The soft tissues of the body include the muscles, tendons (bands of fiber that connect muscles to bones), fat, blood vessels, lymph vessels, nerves, and tissues around joints. Adult soft tissue sarcomas can form almost anywhere in the body, but are most common in the head, neck, arms, legs, trunk, and abdomen.

 

There are many types of soft tissue sarcoma.

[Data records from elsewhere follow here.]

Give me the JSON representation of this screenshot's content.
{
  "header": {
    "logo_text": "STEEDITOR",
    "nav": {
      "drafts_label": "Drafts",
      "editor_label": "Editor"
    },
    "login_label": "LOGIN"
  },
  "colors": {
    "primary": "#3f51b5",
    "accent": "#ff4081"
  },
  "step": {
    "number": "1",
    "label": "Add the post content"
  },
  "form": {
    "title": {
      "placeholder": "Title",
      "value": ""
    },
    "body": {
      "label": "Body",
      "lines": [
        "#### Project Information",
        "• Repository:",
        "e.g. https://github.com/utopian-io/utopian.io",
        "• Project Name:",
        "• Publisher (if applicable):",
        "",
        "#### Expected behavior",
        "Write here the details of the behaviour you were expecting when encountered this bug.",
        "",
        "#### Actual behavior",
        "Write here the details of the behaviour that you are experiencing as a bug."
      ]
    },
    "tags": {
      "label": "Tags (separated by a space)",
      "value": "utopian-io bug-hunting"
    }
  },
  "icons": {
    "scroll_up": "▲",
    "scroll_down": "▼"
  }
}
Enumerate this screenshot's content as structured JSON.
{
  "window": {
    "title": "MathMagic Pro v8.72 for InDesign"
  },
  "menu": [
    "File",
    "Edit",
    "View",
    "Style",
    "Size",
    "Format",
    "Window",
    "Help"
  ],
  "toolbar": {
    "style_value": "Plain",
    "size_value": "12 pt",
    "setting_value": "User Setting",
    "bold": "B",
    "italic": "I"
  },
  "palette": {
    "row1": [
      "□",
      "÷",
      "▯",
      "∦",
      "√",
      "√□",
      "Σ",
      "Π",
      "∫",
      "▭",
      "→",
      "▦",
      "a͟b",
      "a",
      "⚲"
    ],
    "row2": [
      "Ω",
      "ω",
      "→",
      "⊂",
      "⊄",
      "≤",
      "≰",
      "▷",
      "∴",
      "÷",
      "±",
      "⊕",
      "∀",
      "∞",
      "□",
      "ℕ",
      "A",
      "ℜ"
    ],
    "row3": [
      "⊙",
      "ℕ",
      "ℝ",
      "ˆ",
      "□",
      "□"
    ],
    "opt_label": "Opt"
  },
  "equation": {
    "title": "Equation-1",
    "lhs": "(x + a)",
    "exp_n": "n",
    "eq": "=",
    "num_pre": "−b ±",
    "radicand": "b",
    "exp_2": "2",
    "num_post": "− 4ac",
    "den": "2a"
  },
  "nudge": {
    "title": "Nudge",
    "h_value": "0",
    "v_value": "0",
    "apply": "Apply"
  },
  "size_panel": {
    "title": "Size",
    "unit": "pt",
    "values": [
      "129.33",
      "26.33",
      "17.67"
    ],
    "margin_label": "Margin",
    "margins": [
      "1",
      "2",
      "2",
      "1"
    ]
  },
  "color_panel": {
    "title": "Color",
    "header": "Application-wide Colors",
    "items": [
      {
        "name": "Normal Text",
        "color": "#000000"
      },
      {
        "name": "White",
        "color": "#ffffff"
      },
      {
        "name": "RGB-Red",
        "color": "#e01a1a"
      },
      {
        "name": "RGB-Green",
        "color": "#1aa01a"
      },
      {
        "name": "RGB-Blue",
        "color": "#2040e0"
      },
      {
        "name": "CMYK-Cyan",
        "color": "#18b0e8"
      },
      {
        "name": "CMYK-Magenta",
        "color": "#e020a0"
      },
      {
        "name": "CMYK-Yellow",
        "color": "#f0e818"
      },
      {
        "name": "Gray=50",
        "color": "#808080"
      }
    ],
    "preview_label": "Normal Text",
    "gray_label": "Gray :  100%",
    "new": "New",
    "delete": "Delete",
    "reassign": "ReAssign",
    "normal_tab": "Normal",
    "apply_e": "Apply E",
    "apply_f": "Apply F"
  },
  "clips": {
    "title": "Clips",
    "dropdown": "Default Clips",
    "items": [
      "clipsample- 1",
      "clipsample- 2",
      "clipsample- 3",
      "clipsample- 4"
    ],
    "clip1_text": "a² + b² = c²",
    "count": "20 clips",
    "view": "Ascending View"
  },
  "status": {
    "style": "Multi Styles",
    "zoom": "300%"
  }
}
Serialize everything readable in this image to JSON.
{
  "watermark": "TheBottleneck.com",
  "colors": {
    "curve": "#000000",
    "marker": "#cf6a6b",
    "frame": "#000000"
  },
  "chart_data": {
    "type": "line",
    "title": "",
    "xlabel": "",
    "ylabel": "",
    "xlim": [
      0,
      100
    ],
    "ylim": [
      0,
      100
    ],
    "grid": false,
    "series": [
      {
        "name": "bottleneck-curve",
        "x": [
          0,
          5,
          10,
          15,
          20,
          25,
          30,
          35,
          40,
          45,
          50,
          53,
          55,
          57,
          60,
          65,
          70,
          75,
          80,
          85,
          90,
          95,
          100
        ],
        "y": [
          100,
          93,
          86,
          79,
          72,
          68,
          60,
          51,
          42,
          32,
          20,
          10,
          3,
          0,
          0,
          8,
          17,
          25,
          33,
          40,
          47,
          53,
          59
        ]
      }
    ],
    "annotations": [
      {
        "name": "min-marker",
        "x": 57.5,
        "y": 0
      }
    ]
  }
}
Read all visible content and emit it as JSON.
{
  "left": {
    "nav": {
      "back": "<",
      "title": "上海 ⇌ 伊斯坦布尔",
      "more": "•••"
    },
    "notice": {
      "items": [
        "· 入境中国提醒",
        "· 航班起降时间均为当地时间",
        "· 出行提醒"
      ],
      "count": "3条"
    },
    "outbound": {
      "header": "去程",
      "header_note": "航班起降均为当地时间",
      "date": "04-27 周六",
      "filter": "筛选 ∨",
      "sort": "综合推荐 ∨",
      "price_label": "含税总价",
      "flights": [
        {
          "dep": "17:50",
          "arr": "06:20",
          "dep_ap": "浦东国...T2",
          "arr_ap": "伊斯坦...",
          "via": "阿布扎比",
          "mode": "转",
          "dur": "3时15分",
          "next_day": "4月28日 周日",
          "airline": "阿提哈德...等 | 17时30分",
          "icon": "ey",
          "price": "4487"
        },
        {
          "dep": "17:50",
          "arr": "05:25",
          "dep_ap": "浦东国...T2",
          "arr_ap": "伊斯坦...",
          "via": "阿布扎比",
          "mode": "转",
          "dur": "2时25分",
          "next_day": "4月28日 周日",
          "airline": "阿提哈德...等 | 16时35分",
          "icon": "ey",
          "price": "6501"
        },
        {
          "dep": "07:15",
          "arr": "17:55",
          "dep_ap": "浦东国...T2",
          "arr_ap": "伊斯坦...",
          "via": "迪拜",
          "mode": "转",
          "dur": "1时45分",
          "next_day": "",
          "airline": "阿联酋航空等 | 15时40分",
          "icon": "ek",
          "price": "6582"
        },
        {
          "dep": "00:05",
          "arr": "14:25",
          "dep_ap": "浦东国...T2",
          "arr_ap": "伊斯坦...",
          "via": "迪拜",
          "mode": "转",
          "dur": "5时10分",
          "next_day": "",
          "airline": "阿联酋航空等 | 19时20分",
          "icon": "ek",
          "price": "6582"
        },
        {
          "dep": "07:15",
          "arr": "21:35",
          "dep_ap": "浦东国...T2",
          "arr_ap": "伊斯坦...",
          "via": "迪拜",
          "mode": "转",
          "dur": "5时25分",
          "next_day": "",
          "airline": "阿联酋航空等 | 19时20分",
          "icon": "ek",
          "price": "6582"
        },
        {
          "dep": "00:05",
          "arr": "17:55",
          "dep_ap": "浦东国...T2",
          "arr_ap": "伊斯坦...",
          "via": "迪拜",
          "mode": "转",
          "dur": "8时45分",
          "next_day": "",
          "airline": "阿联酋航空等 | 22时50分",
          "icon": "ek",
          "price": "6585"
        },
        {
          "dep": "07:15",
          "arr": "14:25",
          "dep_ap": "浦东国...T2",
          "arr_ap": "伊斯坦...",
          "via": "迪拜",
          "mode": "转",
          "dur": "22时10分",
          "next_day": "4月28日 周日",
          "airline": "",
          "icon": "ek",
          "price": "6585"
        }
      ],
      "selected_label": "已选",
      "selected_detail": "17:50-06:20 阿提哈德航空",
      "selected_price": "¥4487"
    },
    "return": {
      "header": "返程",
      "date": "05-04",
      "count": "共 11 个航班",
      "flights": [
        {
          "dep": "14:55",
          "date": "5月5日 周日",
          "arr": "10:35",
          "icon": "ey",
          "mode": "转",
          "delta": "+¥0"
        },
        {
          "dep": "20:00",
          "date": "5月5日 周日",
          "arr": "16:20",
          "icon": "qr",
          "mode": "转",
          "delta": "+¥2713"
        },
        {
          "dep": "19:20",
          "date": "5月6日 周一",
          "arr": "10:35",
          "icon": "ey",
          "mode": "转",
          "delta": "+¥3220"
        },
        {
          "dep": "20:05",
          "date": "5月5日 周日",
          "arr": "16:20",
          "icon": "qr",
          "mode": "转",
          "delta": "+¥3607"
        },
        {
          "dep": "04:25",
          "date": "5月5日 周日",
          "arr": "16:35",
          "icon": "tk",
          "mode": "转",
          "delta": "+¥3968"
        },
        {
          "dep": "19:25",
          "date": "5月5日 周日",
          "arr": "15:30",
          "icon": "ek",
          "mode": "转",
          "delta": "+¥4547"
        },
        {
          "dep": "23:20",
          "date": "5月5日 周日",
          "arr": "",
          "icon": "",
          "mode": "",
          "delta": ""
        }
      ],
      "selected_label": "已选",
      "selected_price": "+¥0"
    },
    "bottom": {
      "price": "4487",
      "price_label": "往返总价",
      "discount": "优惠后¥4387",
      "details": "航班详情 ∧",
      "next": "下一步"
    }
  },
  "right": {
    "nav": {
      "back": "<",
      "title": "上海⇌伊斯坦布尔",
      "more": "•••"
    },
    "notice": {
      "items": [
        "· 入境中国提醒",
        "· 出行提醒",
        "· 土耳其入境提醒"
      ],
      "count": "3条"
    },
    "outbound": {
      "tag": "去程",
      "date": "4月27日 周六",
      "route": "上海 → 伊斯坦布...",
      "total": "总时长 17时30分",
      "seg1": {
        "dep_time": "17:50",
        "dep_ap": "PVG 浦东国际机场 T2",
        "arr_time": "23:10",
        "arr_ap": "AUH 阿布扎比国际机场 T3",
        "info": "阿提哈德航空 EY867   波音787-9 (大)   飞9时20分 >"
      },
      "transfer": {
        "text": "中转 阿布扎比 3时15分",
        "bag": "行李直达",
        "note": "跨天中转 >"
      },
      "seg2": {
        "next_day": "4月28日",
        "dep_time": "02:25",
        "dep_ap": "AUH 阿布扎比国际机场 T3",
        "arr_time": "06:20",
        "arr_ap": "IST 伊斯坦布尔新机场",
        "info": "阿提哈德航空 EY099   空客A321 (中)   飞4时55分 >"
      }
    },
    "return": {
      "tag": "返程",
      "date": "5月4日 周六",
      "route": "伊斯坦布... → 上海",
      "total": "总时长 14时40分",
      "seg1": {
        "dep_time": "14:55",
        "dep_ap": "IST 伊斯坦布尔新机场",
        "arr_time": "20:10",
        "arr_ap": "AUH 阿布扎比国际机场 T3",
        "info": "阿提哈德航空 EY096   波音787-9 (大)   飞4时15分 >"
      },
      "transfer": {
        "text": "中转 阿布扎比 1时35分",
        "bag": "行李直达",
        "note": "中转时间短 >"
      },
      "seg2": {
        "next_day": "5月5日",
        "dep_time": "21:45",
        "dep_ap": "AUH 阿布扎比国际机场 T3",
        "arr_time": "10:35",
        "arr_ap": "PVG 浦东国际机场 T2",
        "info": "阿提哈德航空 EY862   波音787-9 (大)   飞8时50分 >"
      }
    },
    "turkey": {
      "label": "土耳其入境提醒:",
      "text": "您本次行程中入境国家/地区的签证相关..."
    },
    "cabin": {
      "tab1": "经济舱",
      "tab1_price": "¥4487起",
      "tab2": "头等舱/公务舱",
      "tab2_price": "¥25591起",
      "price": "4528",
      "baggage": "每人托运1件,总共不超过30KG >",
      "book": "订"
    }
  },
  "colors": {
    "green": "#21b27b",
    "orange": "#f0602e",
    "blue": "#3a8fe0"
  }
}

The cells of each type of sarcoma look different under a microscope, based on the type of soft tissue in which the cancer began.

 

 

© 2013 National Cancer Institute, General Information About Adult Soft Tissue Sarcoma, National Institutes of Health (15 March 2013) (paragraph split)

 

 

What treatments for sarcomas are there?

 

From Wikipedia — which often gives more concisely accurate overviews of complicated phenomena, without unnecessarily dumbing the explanation down:

 

Surgery is important in the treatment of most sarcomas.[3]

 

Limb sparing surgery, as opposed to amputation, can now be used to save the limbs of patients in at least 90% of extremity tumor cases.[3]

 

Additional treatments, including chemotherapy and radiation therapy, may be administered before and/or after surgery.[1]

 

Chemotherapy significantly improves the prognosis for many sarcoma patients, especially those with bone sarcomas.[4]

 

Treatment can be a long and arduous process, lasting about a year for many patients.[1]

 

© 2013 Wikipedia, Sarcoma (visited 12 July 2013) (paragraph split)

 

 

Why do we care who should operate on sarcomas?

 

Sarcomas affect only about 15,000 new patients a year in the United States, where they account for an estimated 1 percent of all “cancer” cases.

 

This means that surgeons and oncologists see few, if any cases in their individual practices.

 

Presumably, if one has is not trained and practiced in dealing with this comparatively rare form of tumor, one may render less than optimal patient outcomes.

 

And that brings us to the major point of this essay.

 

 

We cannot know whether the UC Davis finding means anything

 

The United States does not collect the necessary data:

 

 

Because the database does not include information about clinical outcomes, Canter and his colleagues were unable to associate each surgical specialty to a rate of postsurgical complications or post-surgical survival.

 

© 2013 Dorsey Griffith, Nearly half of sarcoma surgeries done by nonsurgical oncology specialists, University of California - Davis Health System (08 July 2013)

 

 

Evidence-based medicine means virtually nothing in the United States because —

 

Unlike much of Western Europe, the American medical infrastructure makes almost no effort to record medical treatments and follow their outcomes.

 

 

A profound irony — or stupidity

 

The American public seems not to care about its privacy and human rights — when Government tracks its communications, imprisons some people at will and without trial, and even murders some Americans abroad — all in the name of preventing terrorist attacks.

 

Yet, apparently based on privacy and capitalistic grounds, we do not care that the FDA:

 

(i) licenses medical devices for which there is no proof of worth or non-harm

 

(ii) has an insanely porous way of tracking pharmaceutical information

 

and

 

(iii) makes almost no effort to find out which medical treatments and techniques work — and which do not — by following patient outcomes.

 

From the perspective of personal risk, falling victim to bogus, unproven, or incompetent medical treatment is orders of magnitude higher than falling victim to a terrorist attack.

 

 

The moral? — We are often astonishingly incompetent in being able to discriminate among the occurrence likelihood of personal risks — and our social and medical infrastructures demonstrate it

 

American culture is so complacent that it does not even think to collect the data necessary to prove that someone trained and experienced in treating sarcomas is more likely to help patients than someone who is not.

 

What kind of an evidence-based medical system is that?

 

When we see institutions veering far from common sense, we have to recognize that something else is steering them there.

 

If we discovered what works and what does not in medicine, a significant number of people and entities would have to leave the medical market.  From their perspective, what’s a few dead, maimed, or sub-optimally assisted patients compared to continued profit?